Ideias dos Brics

Da dominação ocidental à desdolarização, um caminho perigoso

Os países do hemisfério sul têm um caminho perigoso a percorrer para escapar das amarras da dolarização.

Brics - Foto: Reprodução
Brics - Foto: Reprodução

Duas coisas interessantes aconteceram na cúpula do BRICS na África do Sul em agosto. Vários novos membros foram convidados a se juntar ao BRICS em 2024: Argentina, Egito, Etiópia, Irã, Arábia Saudita e Emirados Árabes Unidos. E, a pedido do Brasil, foi criada uma comissão para estudar a possibilidade da criação de uma nova moeda para substituir o dólar no comércio internacional. No entanto, os acordos de swap cambial continuarão a ser a maneira pela qual o processo é feito no curto prazo, pois o dólar não pode ser substituído às pressas.

Os países do hemisfério sul têm um caminho perigoso a percorrer para escapar das amarras da dolarização. Os principais problemas, descritos pelos economistas políticos Michael Hudson e Radhika Desai, são os seguintes: os países da América do Sul estão sobrecarregados com imensas dívidas em dólares enquanto as empresas ocidentais reivindicam a propriedade de seus recursos. A estrutura jurídica internacional favorece o Ocidente, privilegiando as empresas norte-americanas e os fundos abutres. A rede secreta dirigida pelos EUA continua tendo a capacidade de fomentar guerras e golpes de Estado contra aqueles que desafiam as regras impostas pelo Ocidente, incluindo as financeiras. Estas são questões que assolam a grande maioria dos países do mundo.

Até agora, a maior parte do mundo não está polarizada. São poucos os países (sobretudo na Europa) que apoiam incondicionalmente o Ocidente liderado pelos Estados Unidos. Por outro lado, um pequeno número de Estados (Rússia, China, Irã) se atreve a recusar categoricamente as exigências do Ocidente.

Todos os que se encontram em locais onde o futuro da economia mundial se desenrolará estão no meio do caminho. Será que vão encontrar uma forma de escapar dessas armadilhas?

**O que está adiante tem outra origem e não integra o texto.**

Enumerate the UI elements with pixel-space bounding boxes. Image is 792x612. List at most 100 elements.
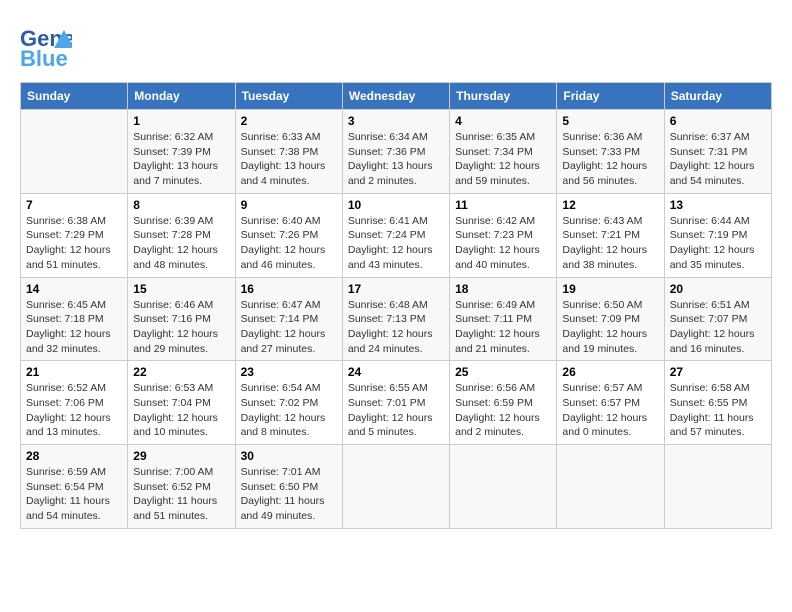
calendar-week-row: 14 Sunrise: 6:45 AM Sunset: 7:18 PM Dayli… xyxy=(21,277,772,361)
calendar-cell: 26 Sunrise: 6:57 AM Sunset: 6:57 PM Dayli… xyxy=(557,361,664,445)
calendar-cell: 21 Sunrise: 6:52 AM Sunset: 7:06 PM Dayli… xyxy=(21,361,128,445)
day-number: 21 xyxy=(26,365,122,379)
calendar-cell xyxy=(342,445,449,529)
weekday-header: Wednesday xyxy=(342,83,449,110)
day-info: Sunrise: 6:38 AM Sunset: 7:29 PM Dayligh… xyxy=(26,214,122,273)
day-number: 15 xyxy=(133,282,229,296)
calendar-week-row: 21 Sunrise: 6:52 AM Sunset: 7:06 PM Dayli… xyxy=(21,361,772,445)
day-info: Sunrise: 6:40 AM Sunset: 7:26 PM Dayligh… xyxy=(241,214,337,273)
day-info: Sunrise: 6:56 AM Sunset: 6:59 PM Dayligh… xyxy=(455,381,551,440)
day-number: 30 xyxy=(241,449,337,463)
day-number: 4 xyxy=(455,114,551,128)
day-info: Sunrise: 6:42 AM Sunset: 7:23 PM Dayligh… xyxy=(455,214,551,273)
day-info: Sunrise: 7:01 AM Sunset: 6:50 PM Dayligh… xyxy=(241,465,337,524)
day-number: 22 xyxy=(133,365,229,379)
calendar-week-row: 28 Sunrise: 6:59 AM Sunset: 6:54 PM Dayli… xyxy=(21,445,772,529)
calendar-cell xyxy=(557,445,664,529)
calendar-body: 1 Sunrise: 6:32 AM Sunset: 7:39 PM Daylig… xyxy=(21,110,772,529)
calendar-cell: 14 Sunrise: 6:45 AM Sunset: 7:18 PM Dayli… xyxy=(21,277,128,361)
day-info: Sunrise: 6:35 AM Sunset: 7:34 PM Dayligh… xyxy=(455,130,551,189)
day-info: Sunrise: 6:57 AM Sunset: 6:57 PM Dayligh… xyxy=(562,381,658,440)
calendar-cell: 29 Sunrise: 7:00 AM Sunset: 6:52 PM Dayli… xyxy=(128,445,235,529)
day-number: 2 xyxy=(241,114,337,128)
day-info: Sunrise: 6:58 AM Sunset: 6:55 PM Dayligh… xyxy=(670,381,766,440)
day-info: Sunrise: 6:32 AM Sunset: 7:39 PM Dayligh… xyxy=(133,130,229,189)
weekday-header: Thursday xyxy=(450,83,557,110)
day-info: Sunrise: 6:36 AM Sunset: 7:33 PM Dayligh… xyxy=(562,130,658,189)
day-info: Sunrise: 6:55 AM Sunset: 7:01 PM Dayligh… xyxy=(348,381,444,440)
day-info: Sunrise: 6:51 AM Sunset: 7:07 PM Dayligh… xyxy=(670,298,766,357)
day-number: 14 xyxy=(26,282,122,296)
calendar-cell: 4 Sunrise: 6:35 AM Sunset: 7:34 PM Daylig… xyxy=(450,110,557,194)
day-number: 1 xyxy=(133,114,229,128)
day-number: 16 xyxy=(241,282,337,296)
day-number: 24 xyxy=(348,365,444,379)
day-number: 29 xyxy=(133,449,229,463)
weekday-header: Friday xyxy=(557,83,664,110)
calendar-cell: 1 Sunrise: 6:32 AM Sunset: 7:39 PM Daylig… xyxy=(128,110,235,194)
day-number: 27 xyxy=(670,365,766,379)
day-info: Sunrise: 6:43 AM Sunset: 7:21 PM Dayligh… xyxy=(562,214,658,273)
calendar-cell: 17Sunrise: 6:48 AM Sunset: 7:13 PM Dayli… xyxy=(342,277,449,361)
day-number: 11 xyxy=(455,198,551,212)
calendar-cell: 3Sunrise: 6:34 AM Sunset: 7:36 PM Daylig… xyxy=(342,110,449,194)
day-info: Sunrise: 6:33 AM Sunset: 7:38 PM Dayligh… xyxy=(241,130,337,189)
calendar-week-row: 1 Sunrise: 6:32 AM Sunset: 7:39 PM Daylig… xyxy=(21,110,772,194)
calendar-cell: 5 Sunrise: 6:36 AM Sunset: 7:33 PM Daylig… xyxy=(557,110,664,194)
calendar-cell: 12 Sunrise: 6:43 AM Sunset: 7:21 PM Dayli… xyxy=(557,193,664,277)
calendar-table: SundayMondayTuesdayWednesdayThursdayFrid… xyxy=(20,82,772,529)
day-info: Sunrise: 6:49 AM Sunset: 7:11 PM Dayligh… xyxy=(455,298,551,357)
calendar-cell: 9 Sunrise: 6:40 AM Sunset: 7:26 PM Daylig… xyxy=(235,193,342,277)
day-number: 9 xyxy=(241,198,337,212)
day-info: Sunrise: 6:59 AM Sunset: 6:54 PM Dayligh… xyxy=(26,465,122,524)
day-info: Sunrise: 6:45 AM Sunset: 7:18 PM Dayligh… xyxy=(26,298,122,357)
calendar-cell: 7Sunrise: 6:38 AM Sunset: 7:29 PM Daylig… xyxy=(21,193,128,277)
day-info: Sunrise: 6:47 AM Sunset: 7:14 PM Dayligh… xyxy=(241,298,337,357)
calendar-cell: 27 Sunrise: 6:58 AM Sunset: 6:55 PM Dayli… xyxy=(664,361,771,445)
day-number: 8 xyxy=(133,198,229,212)
calendar-header-row: SundayMondayTuesdayWednesdayThursdayFrid… xyxy=(21,83,772,110)
calendar-cell: 28 Sunrise: 6:59 AM Sunset: 6:54 PM Dayli… xyxy=(21,445,128,529)
svg-text:Blue: Blue xyxy=(20,46,68,71)
logo-icon: General Blue xyxy=(20,20,72,72)
day-number: 5 xyxy=(562,114,658,128)
day-info: Sunrise: 6:37 AM Sunset: 7:31 PM Dayligh… xyxy=(670,130,766,189)
calendar-cell: 25Sunrise: 6:56 AM Sunset: 6:59 PM Dayli… xyxy=(450,361,557,445)
day-info: Sunrise: 6:34 AM Sunset: 7:36 PM Dayligh… xyxy=(348,130,444,189)
weekday-header: Monday xyxy=(128,83,235,110)
calendar-cell: 23Sunrise: 6:54 AM Sunset: 7:02 PM Dayli… xyxy=(235,361,342,445)
calendar-cell: 18Sunrise: 6:49 AM Sunset: 7:11 PM Dayli… xyxy=(450,277,557,361)
day-number: 6 xyxy=(670,114,766,128)
day-info: Sunrise: 6:53 AM Sunset: 7:04 PM Dayligh… xyxy=(133,381,229,440)
calendar-cell: 2 Sunrise: 6:33 AM Sunset: 7:38 PM Daylig… xyxy=(235,110,342,194)
calendar-cell: 13 Sunrise: 6:44 AM Sunset: 7:19 PM Dayli… xyxy=(664,193,771,277)
day-number: 28 xyxy=(26,449,122,463)
day-number: 26 xyxy=(562,365,658,379)
day-info: Sunrise: 6:52 AM Sunset: 7:06 PM Dayligh… xyxy=(26,381,122,440)
day-info: Sunrise: 6:46 AM Sunset: 7:16 PM Dayligh… xyxy=(133,298,229,357)
day-info: Sunrise: 7:00 AM Sunset: 6:52 PM Dayligh… xyxy=(133,465,229,524)
weekday-header: Sunday xyxy=(21,83,128,110)
calendar-cell xyxy=(21,110,128,194)
calendar-cell: 16 Sunrise: 6:47 AM Sunset: 7:14 PM Dayli… xyxy=(235,277,342,361)
calendar-cell: 30 Sunrise: 7:01 AM Sunset: 6:50 PM Dayli… xyxy=(235,445,342,529)
day-info: Sunrise: 6:39 AM Sunset: 7:28 PM Dayligh… xyxy=(133,214,229,273)
weekday-header: Saturday xyxy=(664,83,771,110)
day-number: 13 xyxy=(670,198,766,212)
day-info: Sunrise: 6:50 AM Sunset: 7:09 PM Dayligh… xyxy=(562,298,658,357)
day-number: 12 xyxy=(562,198,658,212)
calendar-cell: 19 Sunrise: 6:50 AM Sunset: 7:09 PM Dayli… xyxy=(557,277,664,361)
calendar-cell: 15 Sunrise: 6:46 AM Sunset: 7:16 PM Dayli… xyxy=(128,277,235,361)
calendar-week-row: 7Sunrise: 6:38 AM Sunset: 7:29 PM Daylig… xyxy=(21,193,772,277)
calendar-cell: 10Sunrise: 6:41 AM Sunset: 7:24 PM Dayli… xyxy=(342,193,449,277)
calendar-cell xyxy=(664,445,771,529)
day-number: 17 xyxy=(348,282,444,296)
weekday-header: Tuesday xyxy=(235,83,342,110)
calendar-cell xyxy=(450,445,557,529)
day-info: Sunrise: 6:44 AM Sunset: 7:19 PM Dayligh… xyxy=(670,214,766,273)
day-info: Sunrise: 6:41 AM Sunset: 7:24 PM Dayligh… xyxy=(348,214,444,273)
day-number: 19 xyxy=(562,282,658,296)
calendar-cell: 20Sunrise: 6:51 AM Sunset: 7:07 PM Dayli… xyxy=(664,277,771,361)
logo: General Blue xyxy=(20,20,72,72)
calendar-cell: 22 Sunrise: 6:53 AM Sunset: 7:04 PM Dayli… xyxy=(128,361,235,445)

A dívida politizada da Argentina

Por cerca de 200 anos, a Argentina foi palco de experiências de subjugação de um país com base no endividamento, primeiro pelos britânicos e depois pelos norte-americanos. Cada vez que um governo desenvolvimentista chegava ao poder e tentava tirar o país de uma crise, era seguido por um governo de direita que mergulhava o país de novo na crise.

Entre os países “no meio do caminho”, a Argentina cumpre um papel especial. O país faz parte da lista dos novos membros convidados para os BRICS. As suas finanças estão em ruínas e o seu futuro presidentel, que recebe conselhos econômicos dos seus quatro cães, quer fechar a maior parte dos órgãos governamentais e usar o dólar americano como moeda. Tal como muitos políticos ocidentais de direita, de Berlusconi e Sarkozy a Trump e Bolsonaro, a marca eleitoral de Milei não é prejudicada nem por suas palhaçadas nem pelos seus planos econômicos inviáveis.

E são mesmo inviáveis. O jornal The Economist observa que “Milei promete cortes de até 15% do PIB, para um setor público que representa cerca de 38% do PIB, mas não sabe apontar onde os cortes serão feitos”.

Também não sabe “como é que o governo de Milei encontrará os 40 bilhões de dólares que a sua equipe consideram necessários para fazer a transição para o dólar. Atualmente, a Argentina nem sequer consegue pagar o [Fundo Monetário Internacional (FMI)], […] a quem deve 44 bilhões de dólares. Sem mais reservas da moeda norte-americana, o banco central argentino está queimando yuans emprestados pela China. […] Milei sugeriu a venda de empresas públicas e dívidas do Estado num fundo offshore para obter o capital necessário. É difícil imaginar que haja muitos compradores”.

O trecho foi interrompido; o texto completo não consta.